Por Antonio Espinosa, socio del Club de Ejecutivos.
La respuesta, “la vida no tiene precio” no solo es ingenua, es claramente falsa. Como personas y como sociedades, consciente o inconscientemente, ponemos precio a la vida en cotidianas decisiones.
Al construir una nueva ruta, ¿cuánto adicional invertimos para colocar instalaciones que previenen accidentes fatales? Cuando un soldado o policía fallece en el ejercicio de sus funciones, ¿qué indemnización pagamos a la familia? Cuando una persona es secuestrada, generalmente los secuestradores piden una suma, y los familiares ofrecen otra menor. En ese instante, se pusieron valores, máximo y mínimo, a la vida del secuestrado. El importe finalmente acordado, entre ambos, es el precio de esa vida.
A veces el precio no es monetario, sino un costo político. ¿Por qué siguen circulando ómnibus chatarra? ¿Por qué municipios aledaños a la capital permiten que taxis ofrezcan un servicio público sin Inspección Técnica Vehicular? En estos casos, la autoridad competente no está dispuesta a asumir tan siquiera cierto costo político para reducir el riesgo de accidentes fatales a los pasajeros.

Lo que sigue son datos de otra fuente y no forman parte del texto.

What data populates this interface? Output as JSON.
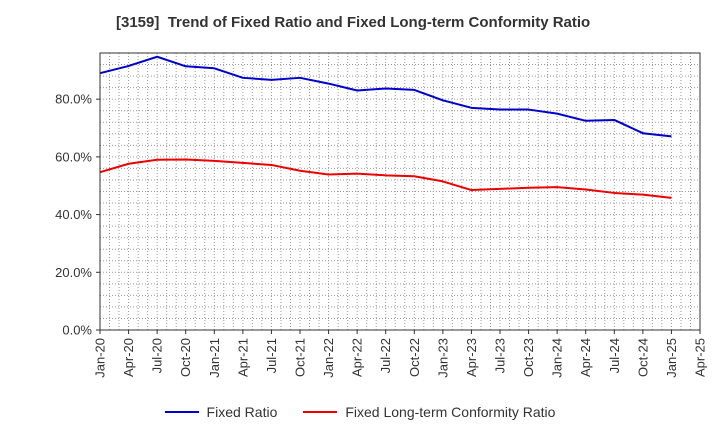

El valor de la vida se cuantifica de manera real y matemática, en la determinación de políticas públicas, sean obras de infraestructura o campañas de prevención de enfermedades. Este valor, llamado Valor Monetario de la Vida Estadística (VMVE), es determinado mediante encuestas consultando cuánto consideran que se debe pagar para reducir el riesgo de una fatalidad. Varía de acuerdo con la cultura y los ingresos de cada país, pero la OCDE recomienda a sus miembros, en su mayoría países de primer mundo, que utilicen un VMVE entre 1,5 y 4,5 millones de dólares. Este monto determina entonces cuánto el Estado está dispuesto a gastar para evitar una muerte, sea en una valla de seguridad o en una campaña de vacunación.
En el caso de los seguros de salud públicos, como el de nuestro Instituto de Previsión Social, la cuestión es distinta. Cuentan con una cantidad de recursos limitada para atender una demanda potencialmente ilimitada, dados los altísimos costos de ciertos tratamientos de la medicina moderna. Entonces deben establecer reglas que permitan determinar qué intervenciones autorizar en cada caso.

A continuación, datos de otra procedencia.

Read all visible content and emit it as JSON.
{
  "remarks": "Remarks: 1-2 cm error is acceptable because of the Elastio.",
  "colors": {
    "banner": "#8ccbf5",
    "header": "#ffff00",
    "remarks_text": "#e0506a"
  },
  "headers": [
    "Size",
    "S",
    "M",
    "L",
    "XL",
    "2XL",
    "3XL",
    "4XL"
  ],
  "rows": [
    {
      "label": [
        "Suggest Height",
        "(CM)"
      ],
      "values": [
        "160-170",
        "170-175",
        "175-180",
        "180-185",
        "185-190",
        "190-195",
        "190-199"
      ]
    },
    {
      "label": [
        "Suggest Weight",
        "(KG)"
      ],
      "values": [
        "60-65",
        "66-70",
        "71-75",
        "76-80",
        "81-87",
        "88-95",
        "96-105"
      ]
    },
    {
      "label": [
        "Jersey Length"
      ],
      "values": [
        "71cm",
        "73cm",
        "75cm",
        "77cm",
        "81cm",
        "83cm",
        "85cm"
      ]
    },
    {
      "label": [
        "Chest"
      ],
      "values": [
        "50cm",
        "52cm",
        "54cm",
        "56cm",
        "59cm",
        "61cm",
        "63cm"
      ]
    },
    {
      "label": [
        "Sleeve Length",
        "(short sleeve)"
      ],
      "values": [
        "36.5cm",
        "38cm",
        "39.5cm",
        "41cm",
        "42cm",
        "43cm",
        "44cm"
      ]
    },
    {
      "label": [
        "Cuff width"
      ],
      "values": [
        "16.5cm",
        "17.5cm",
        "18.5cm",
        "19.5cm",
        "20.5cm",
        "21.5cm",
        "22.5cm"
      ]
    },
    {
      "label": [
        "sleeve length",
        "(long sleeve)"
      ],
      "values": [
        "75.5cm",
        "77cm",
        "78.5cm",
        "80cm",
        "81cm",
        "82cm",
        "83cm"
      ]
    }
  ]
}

Para este fin se utiliza el Año de Vida Ajustado por Calidad (AVAC), donde un año de perfecta salud vale 1, y la muerte vale 0, entonces cuatro años de vida con salud mediocre, y una calidad de vida también mediocre, podría tener un AVAC de 2. En Gran Bretaña, teniendo en cuenta los recursos disponibles, el servicio de salud pública valora un AVAC en unos 30.000 dólares. Así, en el caso mencionado, si el tratamiento para lograr, en promedio, esos cuatro años adicionales tiene un costo mayor a 60.000 dólares, es poco probable que sea autorizado. De la misma manera determinan también cuales medicamentos son autorizados y cuales no. Por ejemplo, una droga muy cara pero estadísticamente eficaz para casos de hepatitis, sofosbuvir, ha sido autorizada, mientras que otra droga, para ciertos casos de cáncer, bevacizumab, que tiene un costo de aproximadamente 120.000 dólares por AVAC, no esta autorizada en el servicio de salud pública británico.

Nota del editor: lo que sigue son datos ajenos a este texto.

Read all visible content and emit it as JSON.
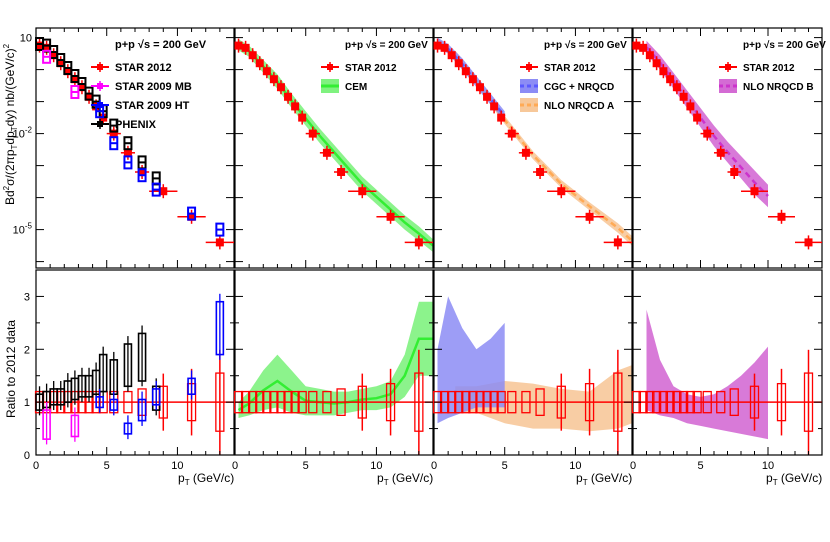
{
  "colors": {
    "star2012": "#ff0000",
    "star2009mb": "#ff00ff",
    "star2009ht": "#0000ff",
    "phenix": "#000000",
    "cem": "#33ee33",
    "cem_light": "#7ff27f",
    "cgc": "#5a5aff",
    "cgc_light": "#8c8cf5",
    "nlo_a": "#ffaa55",
    "nlo_a_light": "#f7c89a",
    "nlo_b": "#cc33cc",
    "nlo_b_light": "#d46bd4"
  },
  "axes": {
    "ylabel_top": "Bd²σ/(2πp_T dp_T dy) nb/(GeV/c)²",
    "ylabel_top_main": "Bd",
    "ylabel_top_sup": "2",
    "ylabel_top_rest": "σ/(2πp",
    "ylabel_top_sub1": "T",
    "ylabel_top_rest2": "dp",
    "ylabel_top_sub2": "T",
    "ylabel_top_rest3": "dy) nb/(GeV/c)",
    "ylabel_top_sup2": "2",
    "ylabel_bottom": "Ratio to 2012 data",
    "xlabel_main": "p",
    "xlabel_sub": "T",
    "xlabel_unit": "(GeV/c)",
    "top_yticks": [
      {
        "exp": 1,
        "label": "10"
      },
      {
        "exp": -2,
        "label": "10",
        "sup": "-2"
      },
      {
        "exp": -5,
        "label": "10",
        "sup": "-5"
      }
    ],
    "bottom_yticks": [
      0,
      1,
      2,
      3
    ],
    "xticks": [
      0,
      5,
      10
    ]
  },
  "panels": [
    {
      "id": "panel1",
      "legend_header": "p+p  √s = 200 GeV",
      "legend_items": [
        {
          "label": "STAR 2012",
          "style": "star2012"
        },
        {
          "label": "STAR 2009 MB",
          "style": "star2009mb"
        },
        {
          "label": "STAR 2009 HT",
          "style": "star2009ht"
        },
        {
          "label": "PHENIX",
          "style": "phenix"
        }
      ]
    },
    {
      "id": "panel2",
      "legend_header": "p+p  √s = 200 GeV",
      "legend_items": [
        {
          "label": "STAR 2012",
          "style": "star2012"
        },
        {
          "label": "CEM",
          "style": "cem"
        }
      ]
    },
    {
      "id": "panel3",
      "legend_header": "p+p  √s = 200 GeV",
      "legend_items": [
        {
          "label": "STAR 2012",
          "style": "star2012"
        },
        {
          "label": "CGC + NRQCD",
          "style": "cgc"
        },
        {
          "label": "NLO NRQCD A",
          "style": "nlo_a"
        }
      ]
    },
    {
      "id": "panel4",
      "legend_header": "p+p  √s = 200 GeV",
      "legend_items": [
        {
          "label": "STAR 2012",
          "style": "star2012"
        },
        {
          "label": "NLO NRQCD B",
          "style": "nlo_b"
        }
      ]
    }
  ],
  "chart_data": {
    "type": "scatter",
    "title": "",
    "xlabel": "p_T (GeV/c)",
    "ylabel_top": "Bd²σ/(2πp_T dp_T dy) nb/(GeV/c)²",
    "ylabel_bottom": "Ratio to 2012 data",
    "xlim": [
      0,
      14
    ],
    "ylim_top_log10": [
      -6.2,
      1.3
    ],
    "ylim_bottom": [
      0,
      3.5
    ],
    "series": [
      {
        "name": "STAR 2012",
        "pt": [
          0.25,
          0.75,
          1.25,
          1.75,
          2.25,
          2.75,
          3.25,
          3.75,
          4.25,
          4.75,
          5.5,
          6.5,
          7.5,
          9.0,
          11.0,
          13.0
        ],
        "xerr": [
          0.25,
          0.25,
          0.25,
          0.25,
          0.25,
          0.25,
          0.25,
          0.25,
          0.25,
          0.25,
          0.5,
          0.5,
          0.5,
          1.0,
          1.0,
          1.0
        ],
        "log10y": [
          0.75,
          0.68,
          0.45,
          0.2,
          -0.05,
          -0.3,
          -0.55,
          -0.85,
          -1.15,
          -1.5,
          -2.0,
          -2.6,
          -3.2,
          -3.8,
          -4.6,
          -5.4
        ],
        "ratio_err": [
          0.2,
          0.2,
          0.2,
          0.2,
          0.2,
          0.2,
          0.2,
          0.2,
          0.2,
          0.2,
          0.2,
          0.2,
          0.25,
          0.3,
          0.35,
          0.55
        ]
      },
      {
        "name": "STAR 2009 MB",
        "pt": [
          0.75,
          2.75
        ],
        "log10y": [
          0.4,
          -0.7
        ],
        "ratio": [
          0.55,
          0.45
        ],
        "ratio_lo": [
          0.3,
          0.35
        ],
        "ratio_hi": [
          0.85,
          0.75
        ]
      },
      {
        "name": "STAR 2009 HT",
        "pt": [
          4.5,
          5.5,
          6.5,
          7.5,
          8.5,
          11.0,
          13.0
        ],
        "log10y": [
          -1.3,
          -2.3,
          -2.9,
          -3.3,
          -3.75,
          -4.5,
          -5.0
        ],
        "ratio": [
          1.0,
          0.95,
          0.5,
          0.85,
          1.1,
          1.3,
          2.4
        ],
        "ratio_lo": [
          0.9,
          0.85,
          0.4,
          0.65,
          0.95,
          1.15,
          1.9
        ],
        "ratio_hi": [
          1.1,
          1.05,
          0.6,
          1.05,
          1.25,
          1.45,
          2.9
        ]
      },
      {
        "name": "PHENIX",
        "pt": [
          0.25,
          0.75,
          1.25,
          1.75,
          2.25,
          2.75,
          3.25,
          3.75,
          4.25,
          4.75,
          5.5,
          6.5,
          7.5,
          8.5
        ],
        "log10y": [
          0.8,
          0.75,
          0.55,
          0.3,
          0.05,
          -0.2,
          -0.45,
          -0.75,
          -1.0,
          -1.3,
          -1.75,
          -2.3,
          -2.9,
          -3.4
        ],
        "ratio": [
          1.0,
          1.05,
          1.1,
          1.1,
          1.2,
          1.25,
          1.3,
          1.3,
          1.35,
          1.5,
          1.45,
          1.7,
          1.8,
          1.05
        ],
        "ratio_lo": [
          0.85,
          0.9,
          0.95,
          0.95,
          1.0,
          1.05,
          1.1,
          1.1,
          1.15,
          1.2,
          1.15,
          1.3,
          1.4,
          0.85
        ],
        "ratio_hi": [
          1.15,
          1.2,
          1.25,
          1.25,
          1.4,
          1.45,
          1.5,
          1.5,
          1.6,
          1.9,
          1.8,
          2.1,
          2.3,
          1.3
        ]
      },
      {
        "name": "CEM",
        "pt": [
          0.25,
          1,
          2,
          3,
          4,
          5,
          6,
          7,
          8,
          9,
          10,
          11,
          12,
          13,
          14
        ],
        "log10_lo": [
          0.6,
          0.4,
          -0.1,
          -0.6,
          -1.2,
          -1.75,
          -2.3,
          -2.8,
          -3.3,
          -3.8,
          -4.2,
          -4.6,
          -5.0,
          -5.35,
          -5.7
        ],
        "log10_hi": [
          0.95,
          0.75,
          0.3,
          -0.15,
          -0.75,
          -1.3,
          -1.85,
          -2.35,
          -2.85,
          -3.35,
          -3.75,
          -4.15,
          -4.55,
          -4.9,
          -5.3
        ],
        "ratio_lo": [
          0.7,
          0.75,
          0.85,
          0.9,
          0.8,
          0.75,
          0.75,
          0.75,
          0.8,
          0.85,
          0.85,
          0.9,
          1.1,
          1.5,
          1.5
        ],
        "ratio_hi": [
          1.0,
          1.2,
          1.6,
          1.9,
          1.6,
          1.3,
          1.25,
          1.2,
          1.2,
          1.25,
          1.3,
          1.4,
          1.9,
          2.9,
          2.9
        ]
      },
      {
        "name": "CGC + NRQCD",
        "pt": [
          0.25,
          1,
          2,
          3,
          4,
          5
        ],
        "log10_lo": [
          0.7,
          0.5,
          0.0,
          -0.55,
          -1.1,
          -1.6
        ],
        "log10_hi": [
          1.0,
          0.8,
          0.35,
          -0.2,
          -0.75,
          -1.3
        ],
        "ratio_lo": [
          0.6,
          0.7,
          0.8,
          0.9,
          0.9,
          0.9
        ],
        "ratio_hi": [
          2.0,
          3.0,
          2.4,
          2.0,
          2.2,
          2.5
        ]
      },
      {
        "name": "NLO NRQCD A",
        "pt": [
          1.5,
          3,
          5,
          7,
          9,
          11,
          13,
          14
        ],
        "log10_lo": [
          0.3,
          -0.5,
          -1.7,
          -2.8,
          -3.7,
          -4.4,
          -5.1,
          -5.5
        ],
        "log10_hi": [
          0.6,
          -0.25,
          -1.45,
          -2.55,
          -3.45,
          -4.15,
          -4.8,
          -5.2
        ],
        "ratio_lo": [
          0.8,
          0.8,
          0.6,
          0.5,
          0.5,
          0.45,
          0.5,
          0.6
        ],
        "ratio_hi": [
          1.3,
          1.3,
          1.4,
          1.35,
          1.25,
          1.2,
          1.6,
          1.7
        ]
      },
      {
        "name": "NLO NRQCD B",
        "pt": [
          1.0,
          2,
          3,
          4,
          5,
          6,
          7,
          8,
          9,
          10
        ],
        "log10_lo": [
          0.5,
          0.0,
          -0.6,
          -1.2,
          -1.8,
          -2.4,
          -2.9,
          -3.4,
          -3.9,
          -4.3
        ],
        "log10_hi": [
          0.9,
          0.45,
          -0.1,
          -0.65,
          -1.2,
          -1.75,
          -2.25,
          -2.7,
          -3.15,
          -3.6
        ],
        "ratio_lo": [
          0.85,
          0.75,
          0.7,
          0.6,
          0.55,
          0.5,
          0.45,
          0.4,
          0.35,
          0.3
        ],
        "ratio_hi": [
          2.75,
          1.8,
          1.3,
          1.15,
          1.1,
          1.15,
          1.3,
          1.5,
          1.75,
          2.05
        ]
      }
    ]
  }
}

La peor opción para un servicio de salud pública es no tener reglas para hacer estas determinaciones. Entonces las decisiones se toman basadas en “la cara del cliente”, sus amistades o sus conexiones políticas, y se agotan los fondos en tratamientos onerosísimos, con la consecuencia de crónicos faltantes de los remedios más básicos y eficaces para la mayoría de los aportantes.
Normas claras, compartidas con los ciudadanos, y transparentes en su aplicación, son esenciales para asegurar los mejores resultados en la salud de los asegurados y blindar a las autoridades ante acusaciones de favoritismo y corrupción.